The first thing you should see is that the loop and what the loop builds are in two separate locations; we can now see what an individual item is without having to visually process the clutter surrounding it.

Secondly, the "highlight" code is isolated into a single expression; you can see what it means without having to think about it.

But more than that, all the CSS is gone. Because this is a web component, we can safely address the <nav>, <li> and <button> elements directly because the CSS will be contained inside the component's ShadowDOM and will not affect any of the HTML outside of the component.

This is what Web Components, HTML Templates, and the ShadowDOM all together are supposed to enable: Structure and Semantics are separated from Styling, and Business Logic of "what to do when a user selects a navigation item" is managed by the parent container component and a very simple event handler. In fact, Lit's lovely event handler syntax makes it as simple as:

<ak-wizard-navigation @ak-wizard-navigate={(ev) => this.navigateTo(ev.detail.step)}>

How excellent is that!?

The point of my refactor is simple: This is an ordered list of links in a sequence, and elements beyond a certain position in the sequence are unavailable*. When you click on a link, a custom event with some specific data for the event is sent to the containing HTML. That's all this is, but trying to discern that from first example requires a lot more mental note-taking, and my goal is to eliminate that.

The problem comes when you try to isolate Patternfly's CSS to only the CSS you're including in your component. ShadowDOMs are isolated, meaning that very little from the outside world gets in. One thing that does get through the ShadowDOM's barrier is CSS Custom Properties, which Patternfly uses to define its design system.
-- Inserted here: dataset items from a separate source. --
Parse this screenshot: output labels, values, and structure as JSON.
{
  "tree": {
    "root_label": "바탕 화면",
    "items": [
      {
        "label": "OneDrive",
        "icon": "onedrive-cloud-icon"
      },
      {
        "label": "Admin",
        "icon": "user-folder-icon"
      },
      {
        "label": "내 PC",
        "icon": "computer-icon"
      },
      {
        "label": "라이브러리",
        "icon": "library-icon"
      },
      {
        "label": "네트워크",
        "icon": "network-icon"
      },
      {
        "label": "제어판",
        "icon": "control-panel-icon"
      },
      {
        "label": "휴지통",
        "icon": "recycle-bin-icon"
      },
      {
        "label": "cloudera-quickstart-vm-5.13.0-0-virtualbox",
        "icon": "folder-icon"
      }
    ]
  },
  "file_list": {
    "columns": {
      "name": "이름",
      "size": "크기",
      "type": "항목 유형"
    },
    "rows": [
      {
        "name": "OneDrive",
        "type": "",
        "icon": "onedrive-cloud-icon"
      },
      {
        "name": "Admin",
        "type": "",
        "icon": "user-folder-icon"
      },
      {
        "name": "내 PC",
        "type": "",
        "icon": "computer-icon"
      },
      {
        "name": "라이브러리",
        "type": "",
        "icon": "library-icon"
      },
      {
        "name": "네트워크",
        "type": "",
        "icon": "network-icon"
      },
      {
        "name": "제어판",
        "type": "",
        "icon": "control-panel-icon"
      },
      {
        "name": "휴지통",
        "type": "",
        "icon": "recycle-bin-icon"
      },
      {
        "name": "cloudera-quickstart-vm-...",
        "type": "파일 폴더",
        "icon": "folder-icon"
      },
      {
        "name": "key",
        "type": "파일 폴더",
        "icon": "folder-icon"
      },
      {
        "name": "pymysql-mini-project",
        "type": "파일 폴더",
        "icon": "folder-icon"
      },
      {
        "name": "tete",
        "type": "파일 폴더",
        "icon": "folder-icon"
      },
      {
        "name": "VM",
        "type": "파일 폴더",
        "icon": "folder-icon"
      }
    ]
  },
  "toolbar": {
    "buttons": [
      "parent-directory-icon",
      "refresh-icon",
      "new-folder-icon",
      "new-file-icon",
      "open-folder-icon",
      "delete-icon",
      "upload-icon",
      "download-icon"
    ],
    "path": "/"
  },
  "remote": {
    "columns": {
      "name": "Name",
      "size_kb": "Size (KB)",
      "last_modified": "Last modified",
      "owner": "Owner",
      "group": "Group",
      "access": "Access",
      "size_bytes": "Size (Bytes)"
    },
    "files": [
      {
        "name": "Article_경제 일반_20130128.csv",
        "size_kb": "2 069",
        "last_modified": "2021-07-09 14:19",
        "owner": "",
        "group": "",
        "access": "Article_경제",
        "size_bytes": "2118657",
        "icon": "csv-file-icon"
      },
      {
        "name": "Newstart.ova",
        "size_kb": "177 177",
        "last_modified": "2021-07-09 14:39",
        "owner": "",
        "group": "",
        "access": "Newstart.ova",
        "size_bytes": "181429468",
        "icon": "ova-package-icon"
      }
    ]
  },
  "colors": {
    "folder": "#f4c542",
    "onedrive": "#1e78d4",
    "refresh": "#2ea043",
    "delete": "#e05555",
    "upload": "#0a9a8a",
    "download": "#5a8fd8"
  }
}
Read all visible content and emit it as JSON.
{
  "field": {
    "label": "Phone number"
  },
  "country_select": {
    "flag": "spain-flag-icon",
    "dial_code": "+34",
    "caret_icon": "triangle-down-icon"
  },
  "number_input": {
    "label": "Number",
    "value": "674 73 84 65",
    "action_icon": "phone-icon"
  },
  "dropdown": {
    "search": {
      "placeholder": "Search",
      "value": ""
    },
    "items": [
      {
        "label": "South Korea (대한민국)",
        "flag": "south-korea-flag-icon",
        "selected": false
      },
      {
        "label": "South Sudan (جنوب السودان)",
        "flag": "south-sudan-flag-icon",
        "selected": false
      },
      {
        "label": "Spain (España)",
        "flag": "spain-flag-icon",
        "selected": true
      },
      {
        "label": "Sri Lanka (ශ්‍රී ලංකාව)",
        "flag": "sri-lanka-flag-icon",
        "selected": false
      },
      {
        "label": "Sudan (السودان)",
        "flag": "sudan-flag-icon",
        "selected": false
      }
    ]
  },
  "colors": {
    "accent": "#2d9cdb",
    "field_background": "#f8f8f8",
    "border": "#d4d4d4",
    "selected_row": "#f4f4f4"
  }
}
But looking at Patternfly's definition of, for one example, a button, you'll see that there's a mind-boggling variety of buttons in a single SASS file, none of which can be safely imported into your web component without importing all of them, and unfortunately, importing them all into the global space risks contaminating your global space with unwanted CSS.

The end result is that you're going to end up with CSS stylesheets approximately 180KB in size per component, and if you're like me and really like small, isolated units that are easy to think about, understand, and maintain, that's a lot of wasted memory to handle CSS you're never going to use.

I want to believe that the problem is that I don't understand Patternfly well enough; that if I did, I could isolate the Custom Properties collection into the global space and just import the definition of "a button" or "a link" or "a list", and it would be a small and reasonable thing to think about. But I don't think that's true; I think I'm still trapped with unreasonably large web components when importing a CSS library, especially one like Patternfly where a single <h1> with some emphatic styling of type pf-c-title pf-m-3xl pf-c-wizard__title pulls in three different large components.


[Addendum] Elliot Marquez, a developer on the Lit-Element and Material Design team at Google, reached out and reassured me that I actually do understand the problem quite well:

This is something we ran into migrating legacy Material Design CSS to web components.

A lot of CSS out there is not modular and often crosses component boundaries. I think this is what makes Tailwind an innovative project where they are bridging HTML + CSS with compilation. Since then we have rewritten Material Design CSS to be modular and shadow DOM ready.

Nice to know I'm not the only one with this headache.